The Road To Perfect Tees The Road To Perfect Tees
BUSINESS MISSION

The Road To Perfect Tees

Like any new start-up, there is an ambition that drives the decisions for a business. For Citizen Wolf, it is to create casual clothing so perfect that every piece becomes your instant favourite, starting with the humble tee. 

So what exactly does that mean, and how do we go about it? 

Like any good product, it starts with the customer. Everybody is unique because we all have different body shapes, dimensions and style preferences. 

So we spent over a year researching and chatting with customers about what would make a perfect tee for them. 

For those who do care about what they wear, good fit is the most important criteria. Clothing may look great on a model, but unless you have the exact same body, it will look different on you. 

Small details - such as where the shoulder seam is or the length of the tee - make a huge difference in appearance. Other details can greatly impact comfort, such as the size of the neck opening or armpit hole. Style decisions like fabric, pockets or curved hems are the finishing touches that make a tee truly personal and unique.


So the first decision for us was to find a way to provide essentially bespoke garments, but at an affordable mass scale. In narrowing down our core product, we’ve looked at hundreds of different fabric types from dozens of suppliers, and settled on a weighty 180gsm organic cotton milled right here in Australia - a unanimous favourite with all our focus groups in blind touch tests. 

To ensure each tee stays the same dimension every time you wear it, we double-wash the the fabric to preshrink it before we even start cutting out the patterns. It's a more time consuming and expensive process, but a detail that makes a big difference. We even add an ezyme to soften the organic cotton to ensure it is more luxurious and comfortable from the very first time you try it on.

But creating the perfect tee is only a small part of the battle - and arguably the easiest. 

A much tougher problem was the buying experience itself: our focus groups were loud and clear in expressing how much they hated it. For many, shopping is a disappointment filled process filled the compromises - trying on multiple garments to find a good fit, then having to deal with issues such as stock or style availability. 

Buying online partially solves the availability issue, but introduces new problems of being able to touch the fabric and test for fit, then dealing with troublesome returns when they aren’t what you expected.

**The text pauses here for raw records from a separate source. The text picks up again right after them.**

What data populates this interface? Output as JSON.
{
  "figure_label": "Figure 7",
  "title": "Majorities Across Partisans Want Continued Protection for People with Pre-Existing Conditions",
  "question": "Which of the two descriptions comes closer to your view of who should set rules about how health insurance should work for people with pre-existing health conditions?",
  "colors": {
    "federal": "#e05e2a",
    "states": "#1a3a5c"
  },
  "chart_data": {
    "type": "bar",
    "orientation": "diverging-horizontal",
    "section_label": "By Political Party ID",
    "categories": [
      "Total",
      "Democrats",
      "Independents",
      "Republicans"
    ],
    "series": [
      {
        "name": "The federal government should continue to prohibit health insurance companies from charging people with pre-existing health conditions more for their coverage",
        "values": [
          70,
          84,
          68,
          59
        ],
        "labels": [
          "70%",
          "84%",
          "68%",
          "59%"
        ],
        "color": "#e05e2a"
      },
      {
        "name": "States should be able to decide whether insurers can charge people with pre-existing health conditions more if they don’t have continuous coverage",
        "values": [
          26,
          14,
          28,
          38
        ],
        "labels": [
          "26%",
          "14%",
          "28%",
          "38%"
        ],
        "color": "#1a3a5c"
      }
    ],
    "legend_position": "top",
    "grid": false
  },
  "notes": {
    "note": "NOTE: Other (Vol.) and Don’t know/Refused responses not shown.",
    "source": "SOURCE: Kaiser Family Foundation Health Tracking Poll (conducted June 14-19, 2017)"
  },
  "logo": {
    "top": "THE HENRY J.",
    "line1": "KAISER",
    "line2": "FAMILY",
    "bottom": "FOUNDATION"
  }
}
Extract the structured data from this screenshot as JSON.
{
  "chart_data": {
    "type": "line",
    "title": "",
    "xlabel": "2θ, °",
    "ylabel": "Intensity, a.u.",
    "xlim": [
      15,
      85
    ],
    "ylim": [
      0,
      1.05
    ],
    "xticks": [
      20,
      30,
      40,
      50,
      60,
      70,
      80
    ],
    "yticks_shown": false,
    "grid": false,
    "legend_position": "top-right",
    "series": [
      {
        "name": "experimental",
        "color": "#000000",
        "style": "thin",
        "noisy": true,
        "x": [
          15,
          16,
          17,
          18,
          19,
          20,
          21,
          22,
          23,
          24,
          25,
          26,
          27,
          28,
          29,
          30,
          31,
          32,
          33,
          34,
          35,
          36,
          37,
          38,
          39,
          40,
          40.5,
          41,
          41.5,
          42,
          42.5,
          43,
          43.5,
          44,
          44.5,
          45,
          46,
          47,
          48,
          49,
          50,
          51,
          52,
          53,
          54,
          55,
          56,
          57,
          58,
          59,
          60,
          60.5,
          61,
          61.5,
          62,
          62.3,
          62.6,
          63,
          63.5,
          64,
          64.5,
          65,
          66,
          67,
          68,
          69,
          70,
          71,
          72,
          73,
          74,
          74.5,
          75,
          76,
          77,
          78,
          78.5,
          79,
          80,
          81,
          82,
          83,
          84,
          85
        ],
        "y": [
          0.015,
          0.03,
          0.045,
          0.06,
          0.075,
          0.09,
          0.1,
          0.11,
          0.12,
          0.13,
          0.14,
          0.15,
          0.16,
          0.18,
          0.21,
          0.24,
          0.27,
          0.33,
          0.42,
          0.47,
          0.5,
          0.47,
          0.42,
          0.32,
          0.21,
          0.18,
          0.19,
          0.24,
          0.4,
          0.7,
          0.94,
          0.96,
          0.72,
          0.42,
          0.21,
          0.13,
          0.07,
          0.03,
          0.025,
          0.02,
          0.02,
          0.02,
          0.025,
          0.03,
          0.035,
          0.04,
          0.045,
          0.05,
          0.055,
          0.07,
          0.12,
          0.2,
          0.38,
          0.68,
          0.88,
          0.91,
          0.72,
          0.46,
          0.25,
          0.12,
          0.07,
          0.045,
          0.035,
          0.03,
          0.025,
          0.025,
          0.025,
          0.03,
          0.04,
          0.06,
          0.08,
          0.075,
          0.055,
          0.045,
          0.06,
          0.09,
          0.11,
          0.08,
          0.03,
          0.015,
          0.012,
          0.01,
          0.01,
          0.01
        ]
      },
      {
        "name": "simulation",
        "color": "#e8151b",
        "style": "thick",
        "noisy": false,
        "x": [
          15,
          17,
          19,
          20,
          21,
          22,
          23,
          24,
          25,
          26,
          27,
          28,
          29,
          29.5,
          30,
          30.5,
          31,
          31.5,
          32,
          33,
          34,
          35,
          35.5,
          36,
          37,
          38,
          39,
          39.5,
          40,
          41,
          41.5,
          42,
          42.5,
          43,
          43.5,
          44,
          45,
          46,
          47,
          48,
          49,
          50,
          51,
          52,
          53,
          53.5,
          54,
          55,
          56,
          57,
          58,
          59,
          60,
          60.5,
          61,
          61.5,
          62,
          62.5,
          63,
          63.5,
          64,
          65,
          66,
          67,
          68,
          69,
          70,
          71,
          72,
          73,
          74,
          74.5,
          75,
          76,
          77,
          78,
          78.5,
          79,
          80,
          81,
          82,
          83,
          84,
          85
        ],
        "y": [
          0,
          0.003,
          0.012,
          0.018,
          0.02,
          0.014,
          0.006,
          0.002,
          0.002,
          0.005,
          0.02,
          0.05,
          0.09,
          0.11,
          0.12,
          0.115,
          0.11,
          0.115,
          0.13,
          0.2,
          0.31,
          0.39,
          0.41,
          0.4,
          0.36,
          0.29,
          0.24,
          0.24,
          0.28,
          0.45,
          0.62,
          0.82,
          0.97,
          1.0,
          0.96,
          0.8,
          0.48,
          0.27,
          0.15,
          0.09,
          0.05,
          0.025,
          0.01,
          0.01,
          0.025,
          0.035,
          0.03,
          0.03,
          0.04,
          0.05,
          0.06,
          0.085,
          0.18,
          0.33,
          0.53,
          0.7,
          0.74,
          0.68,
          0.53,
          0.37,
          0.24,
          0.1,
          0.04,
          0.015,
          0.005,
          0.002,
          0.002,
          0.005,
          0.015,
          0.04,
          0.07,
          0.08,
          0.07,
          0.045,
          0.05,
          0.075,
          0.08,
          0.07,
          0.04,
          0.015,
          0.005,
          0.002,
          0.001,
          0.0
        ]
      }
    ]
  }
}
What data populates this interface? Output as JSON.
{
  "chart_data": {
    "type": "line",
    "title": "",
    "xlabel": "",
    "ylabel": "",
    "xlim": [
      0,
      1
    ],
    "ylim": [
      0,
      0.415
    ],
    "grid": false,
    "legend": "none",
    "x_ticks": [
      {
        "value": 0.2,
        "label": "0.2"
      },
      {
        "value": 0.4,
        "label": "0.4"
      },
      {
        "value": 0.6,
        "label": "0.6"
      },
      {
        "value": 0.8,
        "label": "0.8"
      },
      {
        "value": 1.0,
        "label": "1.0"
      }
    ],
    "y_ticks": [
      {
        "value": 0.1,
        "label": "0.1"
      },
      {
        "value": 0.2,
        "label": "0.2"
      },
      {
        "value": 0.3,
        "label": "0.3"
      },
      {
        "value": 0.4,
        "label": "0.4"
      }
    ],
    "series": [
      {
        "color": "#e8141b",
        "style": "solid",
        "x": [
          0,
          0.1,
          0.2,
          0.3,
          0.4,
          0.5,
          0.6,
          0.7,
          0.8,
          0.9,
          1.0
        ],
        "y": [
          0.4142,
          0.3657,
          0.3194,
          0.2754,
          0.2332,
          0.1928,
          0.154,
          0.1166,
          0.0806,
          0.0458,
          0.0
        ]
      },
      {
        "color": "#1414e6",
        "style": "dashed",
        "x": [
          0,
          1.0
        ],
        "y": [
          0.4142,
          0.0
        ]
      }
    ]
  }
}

So our second decision was to also rethink the entire customer experience for trying and buying tees. The result is our extremely simple “no measure, no returns” process: you try on our guide tees, tell us the adjustments needed to make it perfect, then we make it for you. All in less than 5 minutes, with nothing to return - ever.

A third consideration we kept top of mind was to be socially, environmentally and ethically conscious. The fashion industry has had a bad reputation with sweatshop labour, ecologically damaging and wasteful practices.

By rethinking the entire production system by making each garment only on-demand Sydney with locally sourced, eco-friendly fabrics and processes, we can minimise the negative impacts. Our focus on quality means our clothing is better fitting and more durable, further reducing wastage.

So the end result of all this may be a simple tee shirt, but one we believe is perfect because it is free of any compromises.

We want it to be the best tee shirts you’ve ever worn, because it is custom made to perfectly suit the only preferences that matter: yours.

We want to create the best shopping experience by removing all the frustrations associated with fit, stock and materials.

And we want you to feel great wearing them, not just because of how great it fits and how it looks, but also because you’re supporting ethical and eco-friendly practices.

For us, perfect is not just the end goal, but simply a starting point to build on.